Since the first time I traded in Forex, I had arbitrage in mind, even before I knew the word. Arbitrage is the promise of risk free trade, of sure wins. But what is arbitrage?
Imagine that a product is sold $2 in Chicago and $10 in New York. You could buy it in Chicago, sell it in New York, and put $8 in your pocket. Of course there are costs like transport, finding a place to sell it, so you will earn less than $8 but this would still be very profitable and without risk.
Arbitrage is the same action. If one broker is cheaper than another, you buy long in the cheaper broker and sell short in the more expensive one.
For example, at the time I am writing could buy NZD/JPY for 64.199 (ask price) at Alpari(US) and sell it short for 64.23 (bid price) at FxPro. If the the price of NZD/JPY goes up, I would lose at Fxpro and win at Alpari(US). If the price goes down, this will be the inverse. When FxPro and Alpari(US) will have the same price, my gain would be 0.031.
What are the risks?
The first risk is that the prices won’t converge. This happens when the products are not the same or when for some reason you cannot sell one security cannot be traded as the other. For Forex this doesn’t happen.
The second risk is that you won’t be able to open or close your positions at the price indicated. The prices change all the time and they can change between your order and the execution. This is why I wouldn’t enter into the previous trade: a gap 0.03 on NZD/JPY is too small, it could close in an instant.
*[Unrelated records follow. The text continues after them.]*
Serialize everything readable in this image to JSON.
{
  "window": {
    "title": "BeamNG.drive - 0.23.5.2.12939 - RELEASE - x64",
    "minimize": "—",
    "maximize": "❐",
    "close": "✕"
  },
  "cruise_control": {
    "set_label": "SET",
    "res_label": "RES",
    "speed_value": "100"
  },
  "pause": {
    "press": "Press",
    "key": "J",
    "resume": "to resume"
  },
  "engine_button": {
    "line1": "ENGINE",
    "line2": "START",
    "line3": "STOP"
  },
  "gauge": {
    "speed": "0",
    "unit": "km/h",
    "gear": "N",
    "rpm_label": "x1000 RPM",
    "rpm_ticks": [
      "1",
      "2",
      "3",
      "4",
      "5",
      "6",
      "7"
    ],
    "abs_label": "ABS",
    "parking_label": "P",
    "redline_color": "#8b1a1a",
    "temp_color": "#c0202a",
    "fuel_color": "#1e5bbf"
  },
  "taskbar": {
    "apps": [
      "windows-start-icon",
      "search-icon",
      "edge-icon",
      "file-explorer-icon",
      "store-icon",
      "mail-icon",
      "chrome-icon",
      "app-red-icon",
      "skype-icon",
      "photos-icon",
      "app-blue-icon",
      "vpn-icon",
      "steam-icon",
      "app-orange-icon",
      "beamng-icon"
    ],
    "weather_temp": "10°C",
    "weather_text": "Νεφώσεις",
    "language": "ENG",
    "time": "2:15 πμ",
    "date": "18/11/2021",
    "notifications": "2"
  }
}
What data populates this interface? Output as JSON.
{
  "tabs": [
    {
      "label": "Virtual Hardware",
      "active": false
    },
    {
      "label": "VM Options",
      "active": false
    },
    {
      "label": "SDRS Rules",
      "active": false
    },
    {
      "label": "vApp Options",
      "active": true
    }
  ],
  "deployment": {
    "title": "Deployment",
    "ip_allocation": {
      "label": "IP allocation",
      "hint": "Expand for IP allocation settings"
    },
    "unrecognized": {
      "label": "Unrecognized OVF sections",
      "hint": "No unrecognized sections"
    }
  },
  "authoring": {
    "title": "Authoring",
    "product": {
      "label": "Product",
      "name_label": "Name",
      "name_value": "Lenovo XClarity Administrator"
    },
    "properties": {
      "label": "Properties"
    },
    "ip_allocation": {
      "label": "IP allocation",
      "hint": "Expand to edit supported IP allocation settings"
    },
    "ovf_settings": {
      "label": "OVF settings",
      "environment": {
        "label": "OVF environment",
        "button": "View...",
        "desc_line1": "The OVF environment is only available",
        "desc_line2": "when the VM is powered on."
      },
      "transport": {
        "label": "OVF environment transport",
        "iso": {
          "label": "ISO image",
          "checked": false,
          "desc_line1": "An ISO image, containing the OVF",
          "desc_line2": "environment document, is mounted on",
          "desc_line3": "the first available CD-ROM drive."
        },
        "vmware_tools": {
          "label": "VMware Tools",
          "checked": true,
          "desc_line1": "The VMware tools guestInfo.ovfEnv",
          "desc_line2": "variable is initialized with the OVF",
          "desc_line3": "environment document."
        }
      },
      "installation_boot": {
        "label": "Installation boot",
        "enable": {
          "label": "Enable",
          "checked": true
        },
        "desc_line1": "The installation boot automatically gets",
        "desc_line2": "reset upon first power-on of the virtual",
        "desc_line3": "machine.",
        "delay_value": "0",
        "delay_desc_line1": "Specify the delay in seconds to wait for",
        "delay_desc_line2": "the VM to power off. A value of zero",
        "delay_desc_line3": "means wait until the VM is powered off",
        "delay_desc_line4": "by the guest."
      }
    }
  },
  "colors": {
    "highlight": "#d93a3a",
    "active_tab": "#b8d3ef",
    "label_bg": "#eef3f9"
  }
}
The third risk is that that the gap open up before it will close. You are losing money when it open up and making money when it close. If it opened up too much and you have a large leverage, you can get ruined. This almost happen to me once.
Since each of the two brokers doesn’t know about the other account, there is a fourth risk. If the price goes up or down too much, you can get ruined in one broker, while making money in the other. If one broker close your account, you are at the risk of the movements of the market. This is another reason not to use too much leverage.
Arbitrage is another kind of trading. You must never use limit, take profit and stop loss orders. You have to trade at market price since you want the trades to be immediate.
It is almost impossible to find arbitrage opportunities without a computer. You need a robot that will check your accounts and make the trades. The gains are small, still they are always great opportunities.